A Matignon, on est conscient d'être entré dans une zone de turbulences. «Le risque avait été clairement identifié dès le départ, assure un conseiller. Qui ajoute : C'est à l'issue de la séquence qu'on pourra véritablement juger de l'impact sur l'opinion. C'est toujours in fine qu'on prend, ou non, les bénéfices.» En début de semaine, Matignon voulait croire que la mobilisation des organisations syndicales et étudiantes dans la rue serait moyenne, le 7 mars, et que la contestation irait ensuite en déclinant. «Dans trois mois, si le CPE donne des résultats, l'opinion se retournera à nouveau», pronostiquait le même proche, qui assurait : «Les soutiens de gauche du Premier ministre ont fondu. Mais dans les sondages, la droite n'est pas entamée.» Exactement le discours des conseillers de Raffarin quand celui-ci a commencé à plonger... Longtemps proche de Balladur, aujourd'hui partisan de Villepin, Georges Tron, député UMP de l'Essonne, estimait lui aussi que rien n'était perdu pour son nouveau poulain : «En 1994, Balladur a connu les mêmes soubresauts avec le smic-jeunes : il a d'abord reculé fortement, avant de terminer l'année plus haut qu'en janvier.»

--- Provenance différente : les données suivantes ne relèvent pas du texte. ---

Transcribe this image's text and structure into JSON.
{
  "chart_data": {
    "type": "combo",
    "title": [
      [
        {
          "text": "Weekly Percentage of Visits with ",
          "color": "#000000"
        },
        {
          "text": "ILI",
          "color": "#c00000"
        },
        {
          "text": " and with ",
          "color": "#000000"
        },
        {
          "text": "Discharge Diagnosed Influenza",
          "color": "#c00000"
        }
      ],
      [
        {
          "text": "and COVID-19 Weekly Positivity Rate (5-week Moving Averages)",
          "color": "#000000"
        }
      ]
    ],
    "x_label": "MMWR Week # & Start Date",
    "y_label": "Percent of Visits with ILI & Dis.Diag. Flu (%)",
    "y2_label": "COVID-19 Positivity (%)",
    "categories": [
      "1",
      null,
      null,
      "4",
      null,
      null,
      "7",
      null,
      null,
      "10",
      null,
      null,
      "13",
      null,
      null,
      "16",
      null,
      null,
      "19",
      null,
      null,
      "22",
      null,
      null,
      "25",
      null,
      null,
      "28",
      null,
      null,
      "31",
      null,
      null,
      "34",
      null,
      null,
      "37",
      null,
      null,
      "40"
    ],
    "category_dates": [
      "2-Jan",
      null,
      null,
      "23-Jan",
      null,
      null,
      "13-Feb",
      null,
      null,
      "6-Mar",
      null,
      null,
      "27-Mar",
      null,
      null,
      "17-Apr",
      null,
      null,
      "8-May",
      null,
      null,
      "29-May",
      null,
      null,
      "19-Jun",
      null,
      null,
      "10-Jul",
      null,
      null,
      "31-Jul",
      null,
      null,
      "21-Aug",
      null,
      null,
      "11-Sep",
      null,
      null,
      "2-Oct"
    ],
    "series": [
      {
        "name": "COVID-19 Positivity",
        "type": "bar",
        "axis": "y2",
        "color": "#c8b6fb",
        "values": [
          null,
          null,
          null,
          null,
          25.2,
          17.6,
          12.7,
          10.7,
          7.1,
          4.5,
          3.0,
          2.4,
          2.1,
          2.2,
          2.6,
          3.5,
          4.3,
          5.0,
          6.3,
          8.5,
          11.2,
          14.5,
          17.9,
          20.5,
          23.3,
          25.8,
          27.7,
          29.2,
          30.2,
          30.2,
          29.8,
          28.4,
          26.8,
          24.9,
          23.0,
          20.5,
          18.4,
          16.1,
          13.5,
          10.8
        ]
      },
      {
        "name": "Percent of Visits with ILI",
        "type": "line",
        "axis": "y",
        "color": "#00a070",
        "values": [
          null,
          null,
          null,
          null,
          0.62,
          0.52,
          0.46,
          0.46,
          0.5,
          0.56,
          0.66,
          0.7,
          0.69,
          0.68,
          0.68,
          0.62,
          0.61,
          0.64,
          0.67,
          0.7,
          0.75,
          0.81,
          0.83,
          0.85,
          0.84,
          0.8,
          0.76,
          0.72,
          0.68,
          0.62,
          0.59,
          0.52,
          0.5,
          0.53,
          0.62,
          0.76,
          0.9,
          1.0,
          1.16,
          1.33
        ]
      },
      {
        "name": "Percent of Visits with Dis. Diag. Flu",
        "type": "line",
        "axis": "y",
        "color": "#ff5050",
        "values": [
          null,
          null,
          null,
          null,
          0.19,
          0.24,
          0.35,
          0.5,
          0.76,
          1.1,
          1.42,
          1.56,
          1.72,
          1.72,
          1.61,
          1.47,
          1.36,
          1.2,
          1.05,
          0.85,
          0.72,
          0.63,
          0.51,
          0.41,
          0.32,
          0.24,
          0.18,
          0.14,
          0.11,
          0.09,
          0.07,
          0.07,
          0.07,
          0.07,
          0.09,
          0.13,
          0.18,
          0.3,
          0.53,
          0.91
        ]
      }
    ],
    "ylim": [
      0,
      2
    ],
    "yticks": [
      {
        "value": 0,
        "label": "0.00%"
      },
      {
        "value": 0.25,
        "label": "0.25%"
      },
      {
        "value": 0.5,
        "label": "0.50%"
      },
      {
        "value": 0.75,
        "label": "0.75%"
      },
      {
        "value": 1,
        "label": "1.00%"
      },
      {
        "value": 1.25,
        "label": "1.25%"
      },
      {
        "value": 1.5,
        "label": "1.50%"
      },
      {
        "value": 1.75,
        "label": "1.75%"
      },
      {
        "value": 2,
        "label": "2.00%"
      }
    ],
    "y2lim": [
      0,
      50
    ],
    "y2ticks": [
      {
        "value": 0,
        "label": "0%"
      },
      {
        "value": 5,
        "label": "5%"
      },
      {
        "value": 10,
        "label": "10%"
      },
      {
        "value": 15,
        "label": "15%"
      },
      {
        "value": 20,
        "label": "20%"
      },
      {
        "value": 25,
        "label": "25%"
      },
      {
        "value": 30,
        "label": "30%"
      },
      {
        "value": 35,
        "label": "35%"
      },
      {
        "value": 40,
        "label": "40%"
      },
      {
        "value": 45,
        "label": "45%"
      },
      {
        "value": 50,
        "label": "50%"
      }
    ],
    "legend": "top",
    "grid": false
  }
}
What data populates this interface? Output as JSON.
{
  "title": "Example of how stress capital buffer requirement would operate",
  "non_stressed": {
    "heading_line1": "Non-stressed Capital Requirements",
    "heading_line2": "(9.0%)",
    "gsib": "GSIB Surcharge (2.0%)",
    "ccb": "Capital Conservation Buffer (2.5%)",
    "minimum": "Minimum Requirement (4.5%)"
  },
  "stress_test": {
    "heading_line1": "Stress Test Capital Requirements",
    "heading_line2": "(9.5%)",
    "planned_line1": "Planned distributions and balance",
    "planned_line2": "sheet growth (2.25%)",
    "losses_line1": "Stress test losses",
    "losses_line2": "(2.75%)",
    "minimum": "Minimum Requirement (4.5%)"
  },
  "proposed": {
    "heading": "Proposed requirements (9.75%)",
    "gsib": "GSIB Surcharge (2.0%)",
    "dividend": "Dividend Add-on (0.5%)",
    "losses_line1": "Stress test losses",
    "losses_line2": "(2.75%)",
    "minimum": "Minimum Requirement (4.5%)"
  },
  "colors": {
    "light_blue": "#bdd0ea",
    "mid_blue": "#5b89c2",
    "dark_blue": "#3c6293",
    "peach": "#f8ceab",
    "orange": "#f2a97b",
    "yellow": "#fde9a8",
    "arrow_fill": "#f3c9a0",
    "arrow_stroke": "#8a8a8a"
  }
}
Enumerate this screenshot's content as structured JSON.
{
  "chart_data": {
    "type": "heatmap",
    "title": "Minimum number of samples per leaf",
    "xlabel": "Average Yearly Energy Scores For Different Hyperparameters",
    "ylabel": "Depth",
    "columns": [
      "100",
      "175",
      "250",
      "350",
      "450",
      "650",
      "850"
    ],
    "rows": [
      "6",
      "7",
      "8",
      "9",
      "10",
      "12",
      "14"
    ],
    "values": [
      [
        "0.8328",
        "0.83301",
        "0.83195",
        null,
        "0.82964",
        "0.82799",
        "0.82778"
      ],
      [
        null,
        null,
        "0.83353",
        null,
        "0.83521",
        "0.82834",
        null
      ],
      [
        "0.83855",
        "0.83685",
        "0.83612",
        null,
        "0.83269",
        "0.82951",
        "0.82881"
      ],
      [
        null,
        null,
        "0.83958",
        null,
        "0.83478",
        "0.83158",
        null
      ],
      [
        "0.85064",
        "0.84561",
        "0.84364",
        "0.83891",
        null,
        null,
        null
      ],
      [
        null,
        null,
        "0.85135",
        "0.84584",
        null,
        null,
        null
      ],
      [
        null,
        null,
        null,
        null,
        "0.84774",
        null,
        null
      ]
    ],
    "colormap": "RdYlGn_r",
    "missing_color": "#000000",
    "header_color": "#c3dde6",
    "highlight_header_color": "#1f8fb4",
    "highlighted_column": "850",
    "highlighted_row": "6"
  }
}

Balladur ou Raffarin ? Villepin est à la croisée des chemins. Ou il rebondit comme le premier, qui a un temps fait figure de favori à l'élection présidentielle de 1995. Ou il continue de s'enfoncer comme le second, dont les derniers mois à Matignon ont ressemblé à un chemin de croix. Gaullien malgré tout, Villepin veut croire qu'il a perdu une bataille mais pas la guerre. «L'homme a de la ressource, nous ne l'enterrons pas», assure un partisan de Sarkozy. Encore faudrait-il que le locataire de Matignon change ses manières. «Quand avez-vous eu envie d'entrer en politique?» lui a demandé récemment un interlocuteur. «Je n'en ai jamais eu envie et je n'en ai toujours pas envie», a-t-il répliqué. Il serait temps que Villepin réalise qu'il est entré en politique et que celle-ci comporte quelques règles. Par exemple : quand on est Premier ministre et qu'on ne veut pas se retrouver complètement isolé, il vaut mieux se conduire en chef d'équipe.